Using Apple’s Safari browser, the revolutionary new iPhone is able to render web pages on your iPhone just the way you can render web pages on your MAC or PC-based Safari browser. The current version of Safari available on the iPhone is 2.0, but an upgrade is in the making, with version 3.0 available in the near future.
Safari is an Apple-developed Web Browser, which was primarily designed to replace Netscape as the default MAC OS browser. It was first released on January 7, 2003, with an announcement made by Steve Jobs stating that Apple’s upper management strongly supported the Safari browser platform.
At its core, Safari uses WebKit for rendering web pages and can run JavaScript. Safari was also released as an Open License Software under GNU Lesser General Public License.

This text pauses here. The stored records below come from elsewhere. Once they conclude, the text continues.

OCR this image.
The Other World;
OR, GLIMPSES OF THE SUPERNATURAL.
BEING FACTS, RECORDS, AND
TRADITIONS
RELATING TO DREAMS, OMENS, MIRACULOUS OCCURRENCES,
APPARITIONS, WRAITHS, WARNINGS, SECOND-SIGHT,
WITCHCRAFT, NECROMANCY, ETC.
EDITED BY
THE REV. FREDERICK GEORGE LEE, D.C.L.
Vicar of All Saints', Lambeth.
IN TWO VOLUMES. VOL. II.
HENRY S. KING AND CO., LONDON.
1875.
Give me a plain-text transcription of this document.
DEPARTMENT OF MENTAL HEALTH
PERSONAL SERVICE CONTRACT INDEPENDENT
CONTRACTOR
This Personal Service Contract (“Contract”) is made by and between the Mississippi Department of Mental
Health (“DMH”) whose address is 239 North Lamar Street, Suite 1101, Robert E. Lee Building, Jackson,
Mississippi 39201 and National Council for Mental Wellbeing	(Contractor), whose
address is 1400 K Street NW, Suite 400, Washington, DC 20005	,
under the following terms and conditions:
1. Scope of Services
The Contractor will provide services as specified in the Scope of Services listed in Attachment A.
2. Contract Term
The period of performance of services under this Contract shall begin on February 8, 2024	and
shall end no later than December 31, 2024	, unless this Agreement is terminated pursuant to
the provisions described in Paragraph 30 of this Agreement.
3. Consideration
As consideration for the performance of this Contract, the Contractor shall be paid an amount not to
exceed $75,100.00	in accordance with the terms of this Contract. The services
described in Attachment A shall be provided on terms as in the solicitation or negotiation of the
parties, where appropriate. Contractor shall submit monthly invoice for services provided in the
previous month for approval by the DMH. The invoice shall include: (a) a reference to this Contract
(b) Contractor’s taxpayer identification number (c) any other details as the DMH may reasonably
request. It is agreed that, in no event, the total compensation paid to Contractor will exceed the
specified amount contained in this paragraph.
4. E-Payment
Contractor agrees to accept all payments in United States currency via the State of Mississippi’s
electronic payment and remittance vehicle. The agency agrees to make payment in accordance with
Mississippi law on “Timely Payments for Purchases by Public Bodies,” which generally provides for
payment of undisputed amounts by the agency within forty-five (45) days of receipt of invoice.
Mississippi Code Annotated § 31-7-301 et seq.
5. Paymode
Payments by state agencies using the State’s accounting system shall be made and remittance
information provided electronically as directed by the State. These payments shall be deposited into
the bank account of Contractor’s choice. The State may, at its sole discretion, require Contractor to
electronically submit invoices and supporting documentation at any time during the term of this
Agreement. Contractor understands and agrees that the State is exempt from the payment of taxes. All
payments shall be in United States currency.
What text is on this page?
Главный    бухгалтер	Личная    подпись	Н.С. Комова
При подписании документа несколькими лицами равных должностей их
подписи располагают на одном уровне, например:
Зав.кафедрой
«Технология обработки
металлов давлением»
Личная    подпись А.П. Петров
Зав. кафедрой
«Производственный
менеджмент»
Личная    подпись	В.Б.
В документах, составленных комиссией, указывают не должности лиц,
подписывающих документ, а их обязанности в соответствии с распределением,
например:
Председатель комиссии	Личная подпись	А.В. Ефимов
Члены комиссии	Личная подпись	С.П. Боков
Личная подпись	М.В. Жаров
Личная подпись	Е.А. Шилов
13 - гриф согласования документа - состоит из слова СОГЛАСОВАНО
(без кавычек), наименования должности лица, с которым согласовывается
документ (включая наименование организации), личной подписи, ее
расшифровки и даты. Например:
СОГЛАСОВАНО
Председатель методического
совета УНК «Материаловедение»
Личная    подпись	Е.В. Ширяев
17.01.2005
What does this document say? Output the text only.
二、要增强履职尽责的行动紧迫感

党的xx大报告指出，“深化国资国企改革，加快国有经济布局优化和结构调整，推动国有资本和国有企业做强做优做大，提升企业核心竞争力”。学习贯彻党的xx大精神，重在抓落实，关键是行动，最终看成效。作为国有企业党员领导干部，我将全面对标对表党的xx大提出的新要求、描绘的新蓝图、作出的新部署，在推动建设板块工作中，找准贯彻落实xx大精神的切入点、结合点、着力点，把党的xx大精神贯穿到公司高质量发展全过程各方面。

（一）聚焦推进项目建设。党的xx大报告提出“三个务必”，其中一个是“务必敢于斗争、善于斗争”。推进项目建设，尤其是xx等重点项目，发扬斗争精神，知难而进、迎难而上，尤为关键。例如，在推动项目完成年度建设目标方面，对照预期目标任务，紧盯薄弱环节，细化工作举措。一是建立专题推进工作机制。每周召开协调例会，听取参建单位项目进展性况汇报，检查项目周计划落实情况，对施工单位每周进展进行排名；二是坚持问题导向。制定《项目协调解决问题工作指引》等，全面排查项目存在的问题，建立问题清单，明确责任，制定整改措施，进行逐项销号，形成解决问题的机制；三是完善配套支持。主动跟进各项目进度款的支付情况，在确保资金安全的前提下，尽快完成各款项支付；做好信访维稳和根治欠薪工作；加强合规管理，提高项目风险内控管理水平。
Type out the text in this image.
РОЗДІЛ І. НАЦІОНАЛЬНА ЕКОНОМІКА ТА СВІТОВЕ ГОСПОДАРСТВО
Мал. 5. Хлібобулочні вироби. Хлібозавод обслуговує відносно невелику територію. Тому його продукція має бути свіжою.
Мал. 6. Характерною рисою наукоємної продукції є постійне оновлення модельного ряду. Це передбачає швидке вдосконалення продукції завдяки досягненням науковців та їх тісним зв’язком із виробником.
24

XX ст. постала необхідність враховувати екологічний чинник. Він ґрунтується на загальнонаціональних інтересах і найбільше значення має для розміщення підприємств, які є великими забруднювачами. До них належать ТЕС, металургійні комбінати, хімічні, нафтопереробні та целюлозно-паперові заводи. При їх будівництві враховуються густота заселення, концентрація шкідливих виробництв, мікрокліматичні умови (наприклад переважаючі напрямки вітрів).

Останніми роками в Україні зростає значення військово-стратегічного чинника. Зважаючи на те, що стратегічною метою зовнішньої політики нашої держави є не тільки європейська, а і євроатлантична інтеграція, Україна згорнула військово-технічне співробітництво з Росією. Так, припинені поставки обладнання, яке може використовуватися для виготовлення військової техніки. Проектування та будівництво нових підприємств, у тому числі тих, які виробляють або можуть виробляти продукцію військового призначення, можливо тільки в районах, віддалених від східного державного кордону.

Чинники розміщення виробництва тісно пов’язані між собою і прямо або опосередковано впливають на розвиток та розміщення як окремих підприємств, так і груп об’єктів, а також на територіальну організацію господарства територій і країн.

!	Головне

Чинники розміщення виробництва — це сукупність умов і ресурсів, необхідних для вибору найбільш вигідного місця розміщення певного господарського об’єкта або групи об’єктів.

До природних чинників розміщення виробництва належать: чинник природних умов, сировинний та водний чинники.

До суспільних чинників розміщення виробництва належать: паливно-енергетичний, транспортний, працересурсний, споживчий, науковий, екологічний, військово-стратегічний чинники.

Initially Safari was designed to run only on MAC computers, but in June, 2007 a Windows-based version was released. At about the same time, the iPhone was announced as a smart phone device running a version of the Safari browser.
What can we do with Safari on iPhone?
The iPhone’s Safari browser can consume RSS and Atom feeds; the browser supports private browsing sessions (a mode in which personal information is not recorded by the web browser.) Using the iPhone and the Safari browser, we can also archive and email web pages, search bookmarks and everything else a standard web browser provides. It’s important to note that the Safari is the first browser to pass Acid2 testing. This testing allows the highlighting of problems on web pages that don’t display correctly. In other words, “The Acid2 test should render correctly on any browser that follows W3C HTML and CSS 2.0 specifications,” according to Apple technical documents.
Despite all of its built in capabilities, early reviews of iPhone by the end-users have detected some problems rendering certain web pages on the Safari browser. We’ll have to see how realistic Apple’s claims of a full-featured browser experience using the iPhone are.